Melissa Rocha – Jornalista – RJ
Editora-chefe: Letícia Fagundes

Um dos pontos cruciais a serem investigados pela CPI é a obsessão – e o gasto – do governo Bolsonaro com medicamentos comprovadamente ineficazes contra a covid-19

Os próximos dias prometem ser de intensa atividade no Senado, com o início dos trabalhos da CPI da Covid, prevista para ser instalada no próximo dia 27. As expectativas são altas. A comissão tem como objetivo investigar erros e omissões do governo federal na gestão da pandemia, que resultaram no caos sanitário em que o país se encontra hoje, e que, dentre outras coisas, levou a rede de saúde de Manaus a entrar em colapso no início deste ano.

Porém, um dos pontos cruciais a serem investigados pela CPI é a obsessão – e o gasto – do governo Bolsonaro com medicamentos comprovadamente ineficazes contra a covid-19. Desde que a pandemia chegou ao Brasil, o Planalto já gastou rios de dinheiro com a compra e a produção de medicamentos, que não foram adotados como tratamento por nenhum país do mundo. E por um motivo muitos simples: testes científicos mostraram que eles simplesmente não funcionam contra a doença. Se funcionassem, não estaríamos mais numa pandemia.

Para ter uma ideia do desperdício: até janeiro deste ano, já chegava a quase R$ 90 milhões o gasto do governo com medicamentos como a cloroquina, ivermectina e azitromicina – que compõem o chamado “kit covid” para tratamento precoce. E em dezembro do ano passado, a previsão do Ministério da Saúde, então sob o comando de Eduardo Pazuello, era gastar R$ 250 milhões com a distribuição do kit covid no programa Farmácia Popular.

Fato é que a verba que foi desperdiçada com remédios ineficazes poderia ter sido usada para salvar vidas. No ano passado, um levantamento da Controladoria-Geral da União apontou que o preço médio pago por estados e municípios por um respirador mecânico era de R$ 87 mil. Se levarmos em conta essa estimativa, com os R$ 90 milhões gastos por Bolsonaro com o kit covid, poderiam ter sido comprados 1.034 respiradores. E se em vez de gastar com a distribuição do kit em farmácias, Pazuello tivesse destinado a verba para a compra de respiradores, outros 2.873 aparelhos teriam sido adquiridos. Isso apenas projetando a compra de respiradores. Essa verba também poderia ter sido destinada, por exemplo, à abertura de leitos de UTI para covid.

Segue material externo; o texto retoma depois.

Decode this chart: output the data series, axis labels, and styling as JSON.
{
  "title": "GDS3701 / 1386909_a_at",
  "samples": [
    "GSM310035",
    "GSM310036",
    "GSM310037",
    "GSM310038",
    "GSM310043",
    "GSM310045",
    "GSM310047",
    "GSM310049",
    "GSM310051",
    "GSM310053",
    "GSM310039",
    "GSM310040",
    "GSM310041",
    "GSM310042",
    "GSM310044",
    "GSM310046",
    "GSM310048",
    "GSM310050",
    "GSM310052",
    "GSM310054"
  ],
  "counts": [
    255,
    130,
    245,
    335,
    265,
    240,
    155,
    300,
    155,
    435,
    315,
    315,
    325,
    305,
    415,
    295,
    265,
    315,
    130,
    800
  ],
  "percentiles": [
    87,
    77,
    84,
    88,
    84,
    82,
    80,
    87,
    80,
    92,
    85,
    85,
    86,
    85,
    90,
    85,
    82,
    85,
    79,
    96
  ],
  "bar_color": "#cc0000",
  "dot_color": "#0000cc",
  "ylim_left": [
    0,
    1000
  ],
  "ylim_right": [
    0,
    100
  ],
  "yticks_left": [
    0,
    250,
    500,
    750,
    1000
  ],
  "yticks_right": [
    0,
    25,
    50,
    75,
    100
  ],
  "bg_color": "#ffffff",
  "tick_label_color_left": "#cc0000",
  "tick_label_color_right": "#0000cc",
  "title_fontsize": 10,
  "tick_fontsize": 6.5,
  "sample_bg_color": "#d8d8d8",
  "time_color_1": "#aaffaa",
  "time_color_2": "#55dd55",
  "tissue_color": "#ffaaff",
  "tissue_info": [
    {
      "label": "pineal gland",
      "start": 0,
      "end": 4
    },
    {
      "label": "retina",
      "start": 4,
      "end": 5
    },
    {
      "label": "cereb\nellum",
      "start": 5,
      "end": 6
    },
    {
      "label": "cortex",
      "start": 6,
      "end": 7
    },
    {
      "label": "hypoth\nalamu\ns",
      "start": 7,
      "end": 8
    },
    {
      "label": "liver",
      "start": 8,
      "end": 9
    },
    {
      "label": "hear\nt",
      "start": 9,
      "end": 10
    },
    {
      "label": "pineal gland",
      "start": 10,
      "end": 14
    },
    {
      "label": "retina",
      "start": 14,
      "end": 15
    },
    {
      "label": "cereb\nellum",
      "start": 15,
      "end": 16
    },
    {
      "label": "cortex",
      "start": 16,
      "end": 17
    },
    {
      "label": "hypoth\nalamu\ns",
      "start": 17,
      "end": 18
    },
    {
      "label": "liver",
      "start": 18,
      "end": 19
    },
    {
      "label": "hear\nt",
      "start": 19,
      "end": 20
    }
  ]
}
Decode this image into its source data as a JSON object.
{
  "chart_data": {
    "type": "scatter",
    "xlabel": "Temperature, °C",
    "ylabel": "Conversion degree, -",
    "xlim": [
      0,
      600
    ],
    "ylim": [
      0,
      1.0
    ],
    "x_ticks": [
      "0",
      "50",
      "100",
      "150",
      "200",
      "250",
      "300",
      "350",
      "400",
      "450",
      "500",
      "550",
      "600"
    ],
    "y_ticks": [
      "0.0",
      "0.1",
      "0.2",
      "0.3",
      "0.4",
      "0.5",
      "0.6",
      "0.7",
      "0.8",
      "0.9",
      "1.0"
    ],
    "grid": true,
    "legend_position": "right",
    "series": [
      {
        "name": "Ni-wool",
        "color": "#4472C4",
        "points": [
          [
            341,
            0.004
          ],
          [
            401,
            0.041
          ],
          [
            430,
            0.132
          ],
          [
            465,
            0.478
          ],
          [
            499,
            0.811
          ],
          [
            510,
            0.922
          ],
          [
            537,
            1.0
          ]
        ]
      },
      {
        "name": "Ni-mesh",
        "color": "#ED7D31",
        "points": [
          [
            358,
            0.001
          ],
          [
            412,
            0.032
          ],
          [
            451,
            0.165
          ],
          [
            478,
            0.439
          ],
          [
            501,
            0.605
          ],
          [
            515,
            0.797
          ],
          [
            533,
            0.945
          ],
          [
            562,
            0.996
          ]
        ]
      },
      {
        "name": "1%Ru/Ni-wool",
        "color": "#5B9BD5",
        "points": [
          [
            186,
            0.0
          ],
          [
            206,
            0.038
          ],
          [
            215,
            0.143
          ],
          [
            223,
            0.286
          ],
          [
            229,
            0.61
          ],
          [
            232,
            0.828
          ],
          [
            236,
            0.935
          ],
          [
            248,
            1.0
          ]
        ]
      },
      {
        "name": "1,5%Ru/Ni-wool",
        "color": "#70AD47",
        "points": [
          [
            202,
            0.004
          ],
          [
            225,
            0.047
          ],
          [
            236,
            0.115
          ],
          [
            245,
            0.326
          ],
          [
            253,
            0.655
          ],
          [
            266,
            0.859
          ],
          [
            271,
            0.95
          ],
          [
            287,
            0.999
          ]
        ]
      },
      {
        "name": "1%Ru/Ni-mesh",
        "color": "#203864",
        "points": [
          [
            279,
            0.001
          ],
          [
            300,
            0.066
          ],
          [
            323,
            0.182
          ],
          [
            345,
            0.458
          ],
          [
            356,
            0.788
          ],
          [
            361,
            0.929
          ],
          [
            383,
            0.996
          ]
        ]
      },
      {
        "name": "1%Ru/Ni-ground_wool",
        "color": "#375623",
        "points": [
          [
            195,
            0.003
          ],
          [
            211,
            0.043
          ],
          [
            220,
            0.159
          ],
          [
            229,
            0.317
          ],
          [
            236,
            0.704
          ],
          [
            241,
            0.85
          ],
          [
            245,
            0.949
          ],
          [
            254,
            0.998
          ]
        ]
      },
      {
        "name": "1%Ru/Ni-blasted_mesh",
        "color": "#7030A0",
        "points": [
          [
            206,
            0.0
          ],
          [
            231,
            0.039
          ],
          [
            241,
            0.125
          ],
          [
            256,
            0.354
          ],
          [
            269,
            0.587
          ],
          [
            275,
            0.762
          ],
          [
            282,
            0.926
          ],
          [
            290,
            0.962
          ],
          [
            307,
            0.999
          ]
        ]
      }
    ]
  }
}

Um aspecto vil da obsessão do governo Bolsonaro com o kit covid é que o estímulo ao tratamento precoce é fruto de uma manobra política, que tem como único objetivo agradar eleitores e tentar garantir a reeleição em 2022. Aparentemente, nesse projeto de poder, não importam as vidas que vão ficando pelo caminho.

Voltando ao tema da CPI, outro fato que precisa ser investigado pela comissão envolve a compra de outro kit, o chamado “kit intubação”, que é composto de medicamentos cruciais para intubar pacientes. A intubação é um processo doloroso e agressivo para o corpo, por isso o procedimento necessita que o paciente esteja sedado. Antes, estados e municípios compravam diretamente de laboratórios os sedativos e analgésicos necessários para intubação, e a compra era feita de acordo com a demanda. Porém, em março deste ano, ainda na gestão de Pazuello, o Ministério da Saúde decidiu centralizar a compra, retirando de estados e municípios o controle sobre a aquisição. Isso gerou um gargalo na distribuição, que, por sua vez, levou à escassez dos medicamentos em hospitais. Como consequência, pacientes intubados começaram a acordar e a saída encontrada por médicos e enfermeiros foi amarrá-los no leito. A CPI tem o dever de investigar que motivos levaram Pazuello a tomar uma decisão que teve tais consequências catastróficas, para não dizer desumanas.

Além dessas, há muitas e muitas outras questões a serem respondidas na CPI da Covid, como por que o Brasil, na contramão do mundo, não fez uma barreira sanitária em aeroportos para checar se havia infectados por covid nos voos que chegavam ao país? Por que sequer mediam a temperatura dos que desembarcavam? Por que Bolsonaro se reuniu, várias vezes, com empresários, mas nunca com médicos e infectologistas – salvo em uma ocasião na qual aceitou se reunir com médicos que eram abertamente a favor do tratamento precoce?

A CPI da Covid é a chance de o Brasil concluir, de uma vez por todas, se a má gestão da pandemia foi um ato deliberado ou fruto da incompetência da gestão atual. É também a chance de trazer justiça às famílias das mais de 370 mil vítimas da pandemia.